Secondly, the impact of climate change is not always accurately reflected in real-estate values. Since markets understandably struggle to assess the likely impact of stricter climate regulations when making a long-term risk-return assessment, assets rather simplistically tend to be deemed ‘good’ and command a premium or ‘less good’ or ‘bad’ and come at a discount. Beyond this, there is little effort to determine how individual properties are likely to be impacted by new regulations. This can lead to pricing anomalies.
Aviva Investors’ real estate debt team has committed to allocate £1 billion to impact investment strategies by 20252 to meet growing expressions of interest from clients and demand from borrowers.
Definitions of impact investing vary across the industry. In some cases, buying assets in sectors that can positively impact society, such as social housing, may be considered an impact investment.

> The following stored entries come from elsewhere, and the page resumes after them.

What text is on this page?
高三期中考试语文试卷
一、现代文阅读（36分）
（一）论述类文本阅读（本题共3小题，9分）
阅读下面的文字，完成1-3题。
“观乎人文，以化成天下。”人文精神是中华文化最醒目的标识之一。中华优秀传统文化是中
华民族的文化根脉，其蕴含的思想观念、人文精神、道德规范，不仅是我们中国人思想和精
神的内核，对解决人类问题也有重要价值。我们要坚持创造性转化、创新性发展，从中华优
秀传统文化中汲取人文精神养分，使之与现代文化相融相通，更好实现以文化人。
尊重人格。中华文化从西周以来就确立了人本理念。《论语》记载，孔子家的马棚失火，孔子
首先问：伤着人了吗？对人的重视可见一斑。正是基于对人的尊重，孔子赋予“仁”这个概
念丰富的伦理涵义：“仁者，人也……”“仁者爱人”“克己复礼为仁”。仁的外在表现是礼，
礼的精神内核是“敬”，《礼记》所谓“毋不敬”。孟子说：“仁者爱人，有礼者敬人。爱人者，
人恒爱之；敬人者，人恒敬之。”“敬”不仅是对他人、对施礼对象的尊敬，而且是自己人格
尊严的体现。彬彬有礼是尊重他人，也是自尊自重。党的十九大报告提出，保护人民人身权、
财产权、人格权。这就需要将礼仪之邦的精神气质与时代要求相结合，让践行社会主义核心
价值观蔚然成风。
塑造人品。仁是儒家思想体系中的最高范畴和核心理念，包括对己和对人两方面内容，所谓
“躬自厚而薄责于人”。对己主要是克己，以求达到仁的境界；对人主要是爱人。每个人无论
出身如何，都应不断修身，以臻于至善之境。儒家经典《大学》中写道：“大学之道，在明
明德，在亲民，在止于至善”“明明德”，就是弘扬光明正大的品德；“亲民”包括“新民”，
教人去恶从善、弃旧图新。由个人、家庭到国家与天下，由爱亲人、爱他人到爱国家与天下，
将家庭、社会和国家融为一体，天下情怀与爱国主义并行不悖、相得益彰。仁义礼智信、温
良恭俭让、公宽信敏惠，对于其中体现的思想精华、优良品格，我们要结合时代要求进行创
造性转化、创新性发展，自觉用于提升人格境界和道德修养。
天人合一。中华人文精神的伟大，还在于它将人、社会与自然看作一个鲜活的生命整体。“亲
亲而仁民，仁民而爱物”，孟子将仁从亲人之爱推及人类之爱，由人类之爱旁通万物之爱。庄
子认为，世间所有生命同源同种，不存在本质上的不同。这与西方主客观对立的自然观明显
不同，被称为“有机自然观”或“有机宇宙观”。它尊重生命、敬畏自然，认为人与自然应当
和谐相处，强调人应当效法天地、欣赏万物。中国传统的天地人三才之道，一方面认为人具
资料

However, it is important investors focus on the incremental ESG improvements expected, such as reduced carbon emissions.
Making a quantifiable impact on the environment
Viewing investments in private debt through this impact-investment lens is challenging as it is important to understand where your influence lies and where the most material ESG factors sit within a transaction. These will vary deal by deal, but investing in this way provides an opportunity to make a real and quantifiable impact on the environment.

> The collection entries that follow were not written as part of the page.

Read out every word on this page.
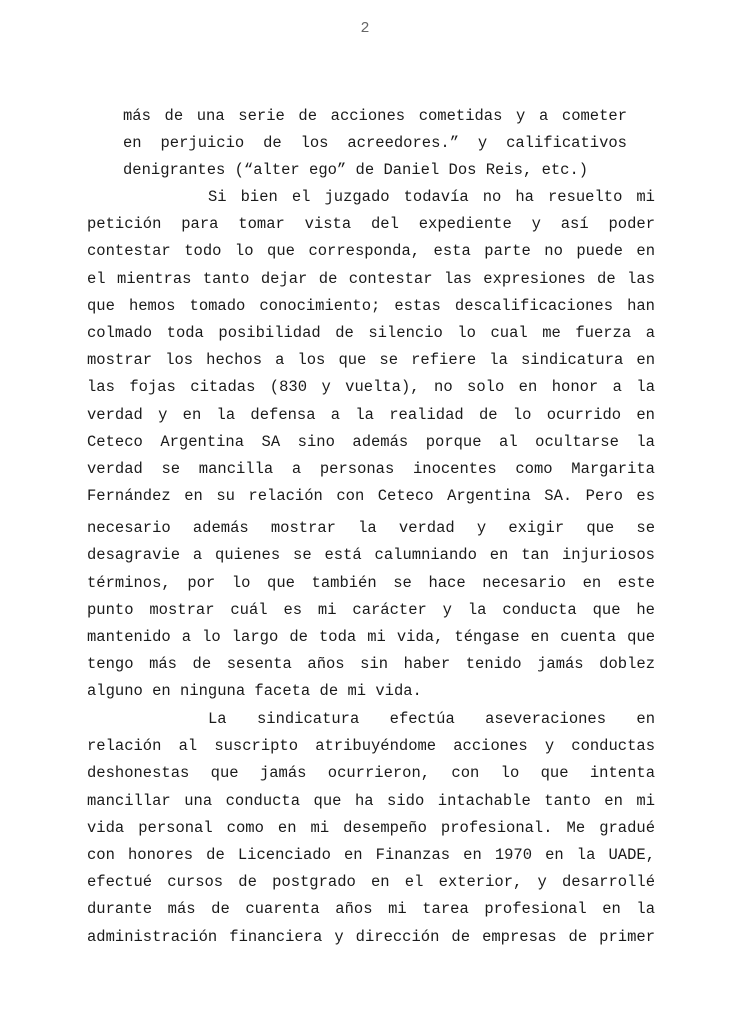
2
más de una serie de acciones cometidas y a cometer
en perjuicio de los acreedores.” y calificativos
denigrantes (“alter ego” de Daniel Dos Reis, etc.)
Si bien el juzgado todavía no ha resuelto mi
petición para tomar vista del expediente y así poder
contestar todo lo que corresponda, esta parte no puede en
el mientras tanto dejar de contestar las expresiones de las
que hemos tomado conocimiento; estas descalificaciones han
colmado toda posibilidad de silencio lo cual me fuerza a
mostrar los hechos a los que se refiere la sindicatura en
las fojas citadas (830 y vuelta), no solo en honor a la
verdad y en la defensa a la realidad de lo ocurrido en
Ceteco Argentina SA sino además porque al ocultarse la
verdad se mancilla a personas inocentes como Margarita
Fernández en su relación con Ceteco Argentina SA. Pero es
necesario además mostrar la verdad y exigir que se
desagravie a quienes se está calumniando en tan injuriosos
términos, por lo que también se hace necesario en este
punto mostrar cuál es mi carácter y la conducta que he
mantenido a lo largo de toda mi vida, téngase en cuenta que
tengo más de sesenta años sin haber tenido jamás doblez
alguno en ninguna faceta de mi vida.
La sindicatura efectúa aseveraciones en
relación al suscripto atribuyéndome acciones y conductas
deshonestas que jamás ocurrieron, con lo que intenta
mancillar una conducta que ha sido intachable tanto en mi
vida personal como en mi desempeño profesional. Me gradué
con honores de Licenciado en Finanzas en 1970 en la UADE,
efectué cursos de postgrado en el exterior, y desarrollé
durante más de cuarenta años mi tarea profesional en la
administración financiera y dirección de empresas de primer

We have developed a framework which offers several benefits to assist in the loan-origination process
To demonstrate our commitment to the transition towards a low-carbon economy and, more importantly, to try to ensure our investments have maximum environmental impact by engaging borrowers on ESG factors, we have developed a framework to assist in the loan-origination process.

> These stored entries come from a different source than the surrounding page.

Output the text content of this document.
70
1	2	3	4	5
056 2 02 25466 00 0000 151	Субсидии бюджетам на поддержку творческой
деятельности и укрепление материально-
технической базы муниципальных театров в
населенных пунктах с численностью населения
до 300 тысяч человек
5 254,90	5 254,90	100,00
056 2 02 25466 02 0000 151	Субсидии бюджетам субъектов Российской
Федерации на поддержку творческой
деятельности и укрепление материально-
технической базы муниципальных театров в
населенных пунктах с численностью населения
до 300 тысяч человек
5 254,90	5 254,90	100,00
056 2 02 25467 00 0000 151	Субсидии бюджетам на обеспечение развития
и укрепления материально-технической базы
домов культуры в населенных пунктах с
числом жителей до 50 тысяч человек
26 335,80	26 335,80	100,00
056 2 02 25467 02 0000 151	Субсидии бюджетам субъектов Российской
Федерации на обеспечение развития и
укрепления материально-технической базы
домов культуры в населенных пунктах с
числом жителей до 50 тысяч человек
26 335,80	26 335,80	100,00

Outlining six key performance indicators (KPIs) drawn from the UN’s Sustainable Development Goals (SDGs), the framework helps determine the targets attached to each loan. These KPIs range in importance from energy efficiency improvements, such as the installation of renewable heat and energy storage technologies and LED lighting, to creating electric vehicle charging points. The targets in turn guide the type of financial incentive mechanisms on each loan.
This framework offers several benefits. From our perspective, it ensures there is consistency in our approach to assessing the relative merits of different investment opportunities. When considering their impact on the environment, there are a wide range of buildings that require varying degrees of improvement. As an active lender, we need to identify and tailor the required actions if we are to best support borrowers as they look to upgrade buildings.
From the borrower’s perspective, it gives clarity as to the basis on which we are prepared to lend them money and the steps they need to take to improve the terms of that loan.
As for our clients, it offers transparency in terms of the environmental improvement their investment is helping bring about. Once we have agreed with the borrower the steps they need to take to qualify for the loan, the process is subjected to external verification by an independent opinion provider.
Similar to the function performed by a credit ratings agency, their task is to look at the materiality of the individual KPIs and the ambition of the targets as laid out in the terms of the loan, and ensure it is compliant with Loan Market Association principles.
As the COVID-19 pandemic begins to be brought under control, it seems inevitable politicians will once more view the need to tighten environmental regulations as a priority. It has never been more important for investors to focus on environment risks and opportunities arising from the low-carbon energy transition. If the world of finance is to play its part in helping combat climate change, impact investment strategies could form a vital part of investors’ toolkits.